Durant tout le trajet du retour vers la Tunisie, je n’ai cessé de réfléchir aux paroles de ce jeune de Kasserine. Parfois je le condamnai, parfois je lui trouvai des excuses. Aujourd’hui, près de dix ans après cet épisode, je comprends mieux sa position. Pour cela, je me réfère à la parole de l’imam Ali :
« La pauvreté dans sa propre patrie est une forme d’exil. »
Ce jeune ne ressent pas d’appartenance parce que personne ne lui a tendu la main pour l’accueillir et lui faire sentir qu’il appartient à ce que l’on appelle une patrie.
C’est ce qui explique la montée des solidarités tribales, claniques, voire des bandes organisées, qui deviennent des cadres de substitution à l’appartenance nationale.

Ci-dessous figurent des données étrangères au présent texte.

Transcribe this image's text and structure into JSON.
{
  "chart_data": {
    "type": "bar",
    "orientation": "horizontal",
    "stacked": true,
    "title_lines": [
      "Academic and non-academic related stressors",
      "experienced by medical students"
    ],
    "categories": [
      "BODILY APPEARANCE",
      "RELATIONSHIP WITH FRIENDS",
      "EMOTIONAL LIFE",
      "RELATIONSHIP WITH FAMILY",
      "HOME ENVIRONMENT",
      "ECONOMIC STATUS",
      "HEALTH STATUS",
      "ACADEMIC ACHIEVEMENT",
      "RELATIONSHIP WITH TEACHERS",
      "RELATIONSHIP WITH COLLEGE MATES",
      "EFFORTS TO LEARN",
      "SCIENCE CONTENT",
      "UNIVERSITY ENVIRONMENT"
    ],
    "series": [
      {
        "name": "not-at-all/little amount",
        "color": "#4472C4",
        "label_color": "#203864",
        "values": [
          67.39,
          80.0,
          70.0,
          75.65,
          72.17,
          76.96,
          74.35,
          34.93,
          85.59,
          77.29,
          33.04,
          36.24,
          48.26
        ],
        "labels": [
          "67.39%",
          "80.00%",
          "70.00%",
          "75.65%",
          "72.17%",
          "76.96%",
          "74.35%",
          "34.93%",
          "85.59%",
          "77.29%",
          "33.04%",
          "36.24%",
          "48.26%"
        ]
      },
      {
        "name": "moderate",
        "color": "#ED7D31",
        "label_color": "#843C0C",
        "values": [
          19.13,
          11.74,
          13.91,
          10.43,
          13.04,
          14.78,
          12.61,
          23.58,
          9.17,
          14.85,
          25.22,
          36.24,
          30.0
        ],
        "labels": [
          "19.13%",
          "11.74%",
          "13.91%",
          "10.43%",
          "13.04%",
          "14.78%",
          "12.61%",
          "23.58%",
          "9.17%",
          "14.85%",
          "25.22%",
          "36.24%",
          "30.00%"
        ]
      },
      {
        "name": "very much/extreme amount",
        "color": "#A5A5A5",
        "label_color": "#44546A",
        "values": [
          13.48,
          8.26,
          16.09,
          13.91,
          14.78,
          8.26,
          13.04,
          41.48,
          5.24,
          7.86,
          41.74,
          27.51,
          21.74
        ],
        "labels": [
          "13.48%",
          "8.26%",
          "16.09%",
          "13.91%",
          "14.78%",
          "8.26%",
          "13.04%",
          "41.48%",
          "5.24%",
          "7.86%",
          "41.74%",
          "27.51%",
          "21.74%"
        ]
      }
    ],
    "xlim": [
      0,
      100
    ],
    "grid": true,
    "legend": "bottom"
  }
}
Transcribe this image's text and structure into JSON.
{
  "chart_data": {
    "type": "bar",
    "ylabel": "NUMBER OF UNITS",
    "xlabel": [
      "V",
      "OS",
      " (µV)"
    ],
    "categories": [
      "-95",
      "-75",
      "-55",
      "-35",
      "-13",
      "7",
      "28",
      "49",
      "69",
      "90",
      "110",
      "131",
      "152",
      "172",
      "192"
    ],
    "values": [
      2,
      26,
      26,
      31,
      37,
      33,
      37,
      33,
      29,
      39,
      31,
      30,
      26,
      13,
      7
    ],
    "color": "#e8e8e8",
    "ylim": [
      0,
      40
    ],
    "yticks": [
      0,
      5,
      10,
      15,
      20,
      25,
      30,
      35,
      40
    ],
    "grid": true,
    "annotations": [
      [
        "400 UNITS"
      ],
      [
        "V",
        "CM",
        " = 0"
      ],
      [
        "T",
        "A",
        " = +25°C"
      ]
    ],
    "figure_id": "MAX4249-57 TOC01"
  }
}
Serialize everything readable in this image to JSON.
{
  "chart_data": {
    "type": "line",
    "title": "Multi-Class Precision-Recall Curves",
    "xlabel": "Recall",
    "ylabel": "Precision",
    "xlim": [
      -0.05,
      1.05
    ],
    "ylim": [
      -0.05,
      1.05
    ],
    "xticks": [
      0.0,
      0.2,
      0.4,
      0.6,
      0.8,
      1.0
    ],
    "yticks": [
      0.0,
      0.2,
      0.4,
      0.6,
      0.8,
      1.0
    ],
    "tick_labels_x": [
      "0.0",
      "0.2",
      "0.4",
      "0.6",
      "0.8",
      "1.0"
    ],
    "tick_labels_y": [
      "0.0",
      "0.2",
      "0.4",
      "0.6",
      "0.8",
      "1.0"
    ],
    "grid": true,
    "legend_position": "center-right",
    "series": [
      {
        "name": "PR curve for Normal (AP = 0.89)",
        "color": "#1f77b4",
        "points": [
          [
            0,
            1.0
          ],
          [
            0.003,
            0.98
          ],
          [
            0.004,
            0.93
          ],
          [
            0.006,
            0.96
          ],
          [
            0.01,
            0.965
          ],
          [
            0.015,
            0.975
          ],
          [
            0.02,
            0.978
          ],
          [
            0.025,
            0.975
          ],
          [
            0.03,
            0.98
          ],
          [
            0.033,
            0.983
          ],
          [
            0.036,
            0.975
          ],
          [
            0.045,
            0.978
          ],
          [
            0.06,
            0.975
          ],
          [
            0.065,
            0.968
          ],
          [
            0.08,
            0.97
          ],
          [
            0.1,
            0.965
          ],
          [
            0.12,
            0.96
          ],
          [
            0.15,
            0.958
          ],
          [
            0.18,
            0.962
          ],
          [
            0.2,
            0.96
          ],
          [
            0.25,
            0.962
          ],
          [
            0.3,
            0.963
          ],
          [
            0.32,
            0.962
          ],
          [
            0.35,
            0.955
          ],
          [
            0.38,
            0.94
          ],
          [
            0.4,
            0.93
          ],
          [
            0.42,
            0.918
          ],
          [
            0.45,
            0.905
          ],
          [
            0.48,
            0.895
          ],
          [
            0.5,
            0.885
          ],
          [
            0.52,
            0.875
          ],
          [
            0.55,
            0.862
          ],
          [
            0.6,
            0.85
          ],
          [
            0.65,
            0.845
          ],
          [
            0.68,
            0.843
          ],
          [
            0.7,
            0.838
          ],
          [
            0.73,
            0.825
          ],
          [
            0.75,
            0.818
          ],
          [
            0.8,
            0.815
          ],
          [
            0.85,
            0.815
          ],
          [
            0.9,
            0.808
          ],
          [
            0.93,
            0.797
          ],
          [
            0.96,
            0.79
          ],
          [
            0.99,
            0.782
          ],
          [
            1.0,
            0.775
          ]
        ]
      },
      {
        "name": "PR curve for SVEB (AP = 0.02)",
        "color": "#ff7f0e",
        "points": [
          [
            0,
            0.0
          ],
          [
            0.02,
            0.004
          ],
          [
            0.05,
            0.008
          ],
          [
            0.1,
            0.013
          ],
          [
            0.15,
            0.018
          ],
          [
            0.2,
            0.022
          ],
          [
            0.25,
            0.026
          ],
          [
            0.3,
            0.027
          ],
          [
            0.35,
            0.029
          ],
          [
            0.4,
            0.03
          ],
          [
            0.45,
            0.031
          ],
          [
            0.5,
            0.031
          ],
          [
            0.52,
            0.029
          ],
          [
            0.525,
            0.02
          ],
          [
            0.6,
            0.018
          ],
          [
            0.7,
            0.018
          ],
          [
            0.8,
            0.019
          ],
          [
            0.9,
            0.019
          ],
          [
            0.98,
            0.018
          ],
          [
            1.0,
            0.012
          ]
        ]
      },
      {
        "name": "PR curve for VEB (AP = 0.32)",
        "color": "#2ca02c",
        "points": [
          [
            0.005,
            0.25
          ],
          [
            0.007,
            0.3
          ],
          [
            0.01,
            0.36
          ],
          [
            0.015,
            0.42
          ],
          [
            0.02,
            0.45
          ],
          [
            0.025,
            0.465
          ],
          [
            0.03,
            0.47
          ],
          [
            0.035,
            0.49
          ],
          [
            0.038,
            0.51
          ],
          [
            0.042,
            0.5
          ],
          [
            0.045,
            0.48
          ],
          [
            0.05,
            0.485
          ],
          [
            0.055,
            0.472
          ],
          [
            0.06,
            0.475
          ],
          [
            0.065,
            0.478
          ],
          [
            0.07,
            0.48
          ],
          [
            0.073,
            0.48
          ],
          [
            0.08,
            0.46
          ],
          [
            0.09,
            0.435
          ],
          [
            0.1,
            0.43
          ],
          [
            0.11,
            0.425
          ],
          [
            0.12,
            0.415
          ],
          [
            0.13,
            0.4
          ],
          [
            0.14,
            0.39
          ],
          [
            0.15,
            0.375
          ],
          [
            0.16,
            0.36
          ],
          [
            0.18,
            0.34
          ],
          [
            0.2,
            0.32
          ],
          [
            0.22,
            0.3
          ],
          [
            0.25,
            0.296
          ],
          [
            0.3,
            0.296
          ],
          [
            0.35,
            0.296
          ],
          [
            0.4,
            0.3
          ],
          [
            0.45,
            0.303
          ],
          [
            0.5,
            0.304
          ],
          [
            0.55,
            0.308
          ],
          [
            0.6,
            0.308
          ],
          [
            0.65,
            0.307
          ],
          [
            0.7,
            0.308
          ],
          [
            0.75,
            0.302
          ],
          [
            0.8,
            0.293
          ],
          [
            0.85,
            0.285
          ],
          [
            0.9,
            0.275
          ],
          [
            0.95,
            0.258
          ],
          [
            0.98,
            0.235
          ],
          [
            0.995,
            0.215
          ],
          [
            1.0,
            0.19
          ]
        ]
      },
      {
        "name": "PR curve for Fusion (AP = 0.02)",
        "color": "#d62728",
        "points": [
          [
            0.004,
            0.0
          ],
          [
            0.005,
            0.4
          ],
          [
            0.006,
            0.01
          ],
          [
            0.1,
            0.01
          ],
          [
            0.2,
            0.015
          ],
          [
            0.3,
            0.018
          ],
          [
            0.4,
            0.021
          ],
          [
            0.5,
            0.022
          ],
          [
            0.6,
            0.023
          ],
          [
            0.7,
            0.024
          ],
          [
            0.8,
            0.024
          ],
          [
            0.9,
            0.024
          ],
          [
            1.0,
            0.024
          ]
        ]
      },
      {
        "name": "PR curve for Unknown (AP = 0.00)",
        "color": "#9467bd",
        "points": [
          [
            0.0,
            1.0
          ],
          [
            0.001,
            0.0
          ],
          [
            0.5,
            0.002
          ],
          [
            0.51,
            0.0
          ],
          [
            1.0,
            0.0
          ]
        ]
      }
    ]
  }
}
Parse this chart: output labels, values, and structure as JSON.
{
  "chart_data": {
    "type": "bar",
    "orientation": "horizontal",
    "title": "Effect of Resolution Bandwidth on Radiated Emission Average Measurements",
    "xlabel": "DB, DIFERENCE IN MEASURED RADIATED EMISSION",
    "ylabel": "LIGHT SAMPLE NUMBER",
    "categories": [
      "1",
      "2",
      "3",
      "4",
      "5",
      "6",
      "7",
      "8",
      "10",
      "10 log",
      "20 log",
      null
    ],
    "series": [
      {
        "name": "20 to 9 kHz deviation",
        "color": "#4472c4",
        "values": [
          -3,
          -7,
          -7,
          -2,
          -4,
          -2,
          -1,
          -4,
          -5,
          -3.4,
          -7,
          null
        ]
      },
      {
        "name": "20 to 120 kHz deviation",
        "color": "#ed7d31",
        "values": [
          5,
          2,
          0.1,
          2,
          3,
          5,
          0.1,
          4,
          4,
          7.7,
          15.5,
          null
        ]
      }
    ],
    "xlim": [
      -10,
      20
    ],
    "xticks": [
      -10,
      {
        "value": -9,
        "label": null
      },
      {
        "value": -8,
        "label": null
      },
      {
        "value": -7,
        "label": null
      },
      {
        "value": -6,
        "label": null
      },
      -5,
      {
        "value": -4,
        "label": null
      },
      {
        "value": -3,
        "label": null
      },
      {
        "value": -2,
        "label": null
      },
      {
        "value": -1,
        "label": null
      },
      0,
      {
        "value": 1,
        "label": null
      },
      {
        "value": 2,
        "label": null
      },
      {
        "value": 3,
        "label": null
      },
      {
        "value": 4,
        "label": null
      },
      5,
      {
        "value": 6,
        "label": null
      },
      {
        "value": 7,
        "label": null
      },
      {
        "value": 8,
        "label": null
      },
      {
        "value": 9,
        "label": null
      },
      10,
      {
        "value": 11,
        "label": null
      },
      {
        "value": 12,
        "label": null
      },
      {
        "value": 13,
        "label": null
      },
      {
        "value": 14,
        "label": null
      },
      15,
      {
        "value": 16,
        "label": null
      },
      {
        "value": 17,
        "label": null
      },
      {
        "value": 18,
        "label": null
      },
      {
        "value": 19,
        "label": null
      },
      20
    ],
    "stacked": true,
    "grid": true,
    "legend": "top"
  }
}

Cela explique également le désir irrépressible des jeunes d’émigrer et de risquer leur vie, car ils ne voient rien, à l’exception de leurs parents, qui les rattache à ce qu’ils laissent derrière eux.
Or il est impossible de réaliser un rêve collectif sans un sentiment collectif d’appartenance.
Quelle est donc la solution ?
La solution n’est certainement pas de maudire la faiblesse du patriotisme, mais de développer le patriotisme.
Et cela ne passe pas nécessairement par l’attribution à chaque jeune homme ou jeune femme d’un emploi prestigieux, d’une voiture luxueuse et d’une maison élégante. Beaucoup de ceux qui possèdent tous ces avantages sont moins patriotes que le jeune de Kasserine que j’ai évoqué.
Un jour, un homme d’affaires prospère, du moins sur le plan matériel, m’a répondu qu’il lui importait peu de savoir qui gouvernait la Tunisie, puisque ses enfants et son épouse vivaient à l’étranger et qu’il n’était ici que pour son argent et ses affaires.
La solution commence par la prise de conscience de cette rupture, puis par la reconstruction de tous les liens qui unissent le citoyen à sa patrie.
Cela ne se fait pas par les sermons ou les discours moralisateurs, mais par l’action.
Le citoyen doit sentir, à chaque instant de sa vie, qu’il n’est pas seul dans un monde qui ressemble parfois à une jungle.